Fortunately, the brittle, dewy-eyed Seyfried not only anchors the movie but sets the screen ablaze from our first glimpse of her as a violent, screaming mental patient. (Her co-star is basically here as a selling point, though the predatory role makes good use of Fox’s limited capabilities.) The role gives her lots to play with, and she’s incandescent whether she’s expressing concern for Jennifer, flaring up with lesbian lust, or howling with grief over the corpse of someone close to her. By the end, with the unfiltered rage that she carries into the final showdown, Seyfried is hardly recognizable as the songbird from Mamma Mia!
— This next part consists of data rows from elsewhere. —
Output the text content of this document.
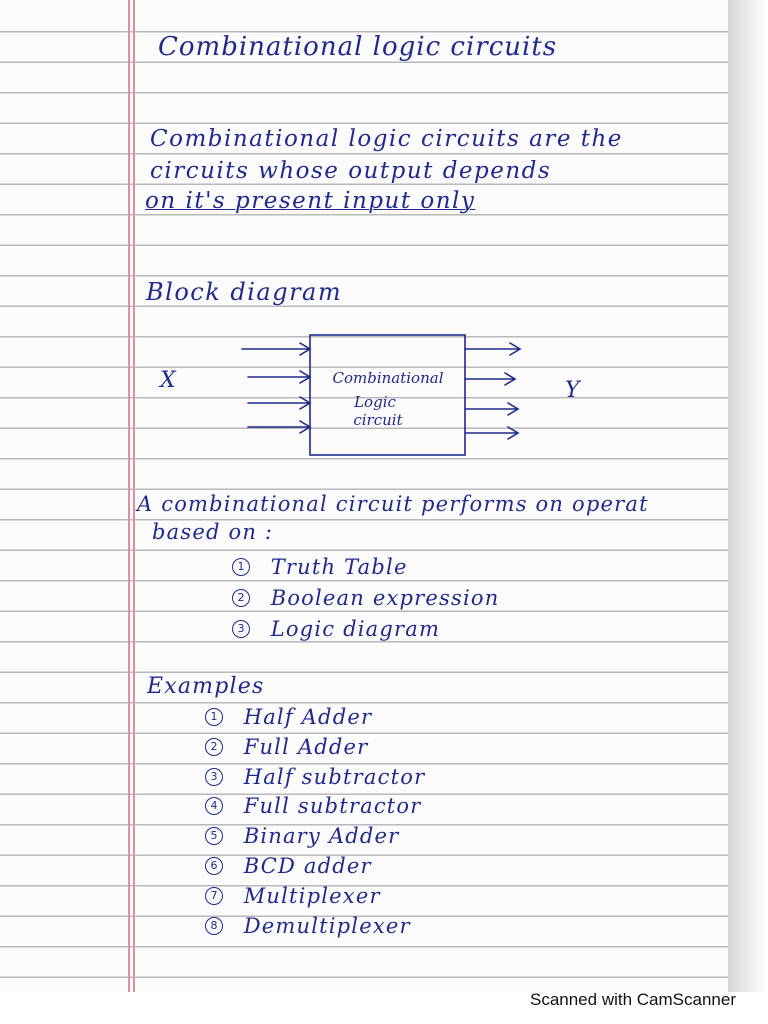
Combinational logic circuits
Combinational logic circuits are the
circuits whose output depends
on it's present input only
Block diagram
X	Y
Combinational
Logic
circuit
A combinational circuit performs on operat
based on :
1 Truth Table
2 Boolean expression
3 Logic diagram
Examples
1 Half Adder
2 Full Adder
3 Half subtractor
4 Full subtractor
5 Binary Adder
6 BCD adder
7 Multiplexer
8 Demultiplexer
Scanned with CamScanner
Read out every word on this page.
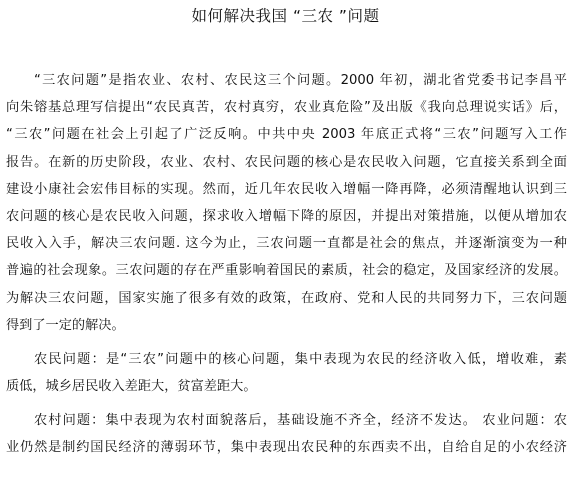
如何解决我国 “三农 ”问题
“三农问题”是指农业、农村、农民这三个问题。2000 年初，湖北省党委书记李昌平
向朱镕基总理写信提出“农民真苦，农村真穷，农业真危险”及出版《我向总理说实话》后，
“三农”问题在社会上引起了广泛反响。中共中央 2003 年底正式将“三农”问题写入工作
报告。在新的历史阶段，农业、农村、农民问题的核心是农民收入问题，它直接关系到全面
建设小康社会宏伟目标的实现。然而，近几年农民收入增幅一降再降，必须清醒地认识到三
农问题的核心是农民收入问题，探求收入增幅下降的原因，并提出对策措施，以便从增加农
民收入入手，解决三农问题. 这今为止，三农问题一直都是社会的焦点，并逐渐演变为一种
普遍的社会现象。三农问题的存在严重影响着国民的素质，社会的稳定，及国家经济的发展。
为解决三农问题，国家实施了很多有效的政策，在政府、党和人民的共同努力下，三农问题
得到了一定的解决。
农民问题：是“三农”问题中的核心问题，集中表现为农民的经济收入低，增收难，素
质低，城乡居民收入差距大，贫富差距大。
农村问题：集中表现为农村面貌落后，基础设施不齐全，经济不发达。 农业问题：农
业仍然是制约国民经济的薄弱环节，集中表现出农民种的东西卖不出，自给自足的小农经济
The shortcomings in Cody’s script are more than offset by her keen observations of small-town life (check Needy’s distinction of the local bar from a nightclub) and her pop-culture references that give this movie a hipness that most horror flicks don’t have. Cody also pulls off some difficult Heathers-like satire after several townspeople burn to death in said bar. The film bristles with comic invention, especially midway through when the bad guys are revealed as pretentious hipster rock musicians dabbling in Satan worship to further their careers. (“Do you have any idea how hard it is to make it as an indie rock band? There are so many of us, and we’re all so cute!”)

Director Karyn Kusama stages piquant visual gags to go with the ones in the script, and the film is full of neat little touches like the tears-of-blood spatter on Needy’s face at the end. The director also manages a deflowering scene between Needy and her boyfriend (Johnny Simmons) that’s hilarious, realistically awkward, and supernaturally terrifying all at the same time. Together, these filmmakers make Jennifer’s Body into the funniest horror movie since Shaun of the Dead and one with a female flavor of its own. Let’s see the upcoming Twilight movie match that.